Embedding-Aware Quantum-Classical SVMs for Scalable Quantum Machine Learning
This provides a practical pathway for scalable quantum machine learning that leverages modern neural architectures, addressing a bottleneck for researchers in quantum ML.
The paper tackles scalability challenges in Quantum Support Vector Machines by proposing an embedding-aware quantum-classical pipeline that combines class-balanced k-means distillation with pretrained Vision Transformer embeddings, achieving up to 8.02% accuracy improvement over classical SVMs on Fashion-MNIST and 4.42% on MNIST.
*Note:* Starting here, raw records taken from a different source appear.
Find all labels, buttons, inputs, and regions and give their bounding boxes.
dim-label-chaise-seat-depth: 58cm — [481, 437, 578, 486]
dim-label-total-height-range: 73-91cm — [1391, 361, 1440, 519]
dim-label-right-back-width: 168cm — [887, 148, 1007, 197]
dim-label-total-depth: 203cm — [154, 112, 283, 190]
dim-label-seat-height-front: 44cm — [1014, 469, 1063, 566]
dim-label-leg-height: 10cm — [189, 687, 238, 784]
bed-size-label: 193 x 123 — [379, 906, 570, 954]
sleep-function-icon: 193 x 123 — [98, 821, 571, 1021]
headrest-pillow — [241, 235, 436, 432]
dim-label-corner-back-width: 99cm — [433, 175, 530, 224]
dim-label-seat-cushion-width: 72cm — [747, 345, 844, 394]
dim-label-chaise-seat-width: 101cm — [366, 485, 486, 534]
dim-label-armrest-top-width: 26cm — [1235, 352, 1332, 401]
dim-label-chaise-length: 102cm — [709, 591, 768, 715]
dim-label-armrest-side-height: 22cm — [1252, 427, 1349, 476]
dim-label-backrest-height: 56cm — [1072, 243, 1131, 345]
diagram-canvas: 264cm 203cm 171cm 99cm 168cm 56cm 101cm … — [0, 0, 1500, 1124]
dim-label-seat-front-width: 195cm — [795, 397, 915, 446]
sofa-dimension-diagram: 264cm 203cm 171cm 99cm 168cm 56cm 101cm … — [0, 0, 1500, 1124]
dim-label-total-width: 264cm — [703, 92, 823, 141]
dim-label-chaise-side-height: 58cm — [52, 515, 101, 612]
Quantum Support Vector Machines face scalability challenges due to high-dimensional quantum states and hardware limitations. We propose an embedding-aware quantum-classical pipeline combining class-balanced k-means distillation with pretrained Vision Transformer embeddings. Our key finding: ViT embeddings uniquely enable quantum advantage, achieving up to 8.02% accuracy improvements over classical SVMs on Fashion-MNIST and 4.42% on MNIST, while CNN features show performance degradation. Using 16-qubit tensor network simulation via cuTensorNet, we provide the first systematic evidence that quantum kernel advantage depends critically on embedding choice, revealing fundamental synergy between transformer attention and quantum feature spaces. This provides a practical pathway for scalable quantum machine learning that leverages modern neural architectures.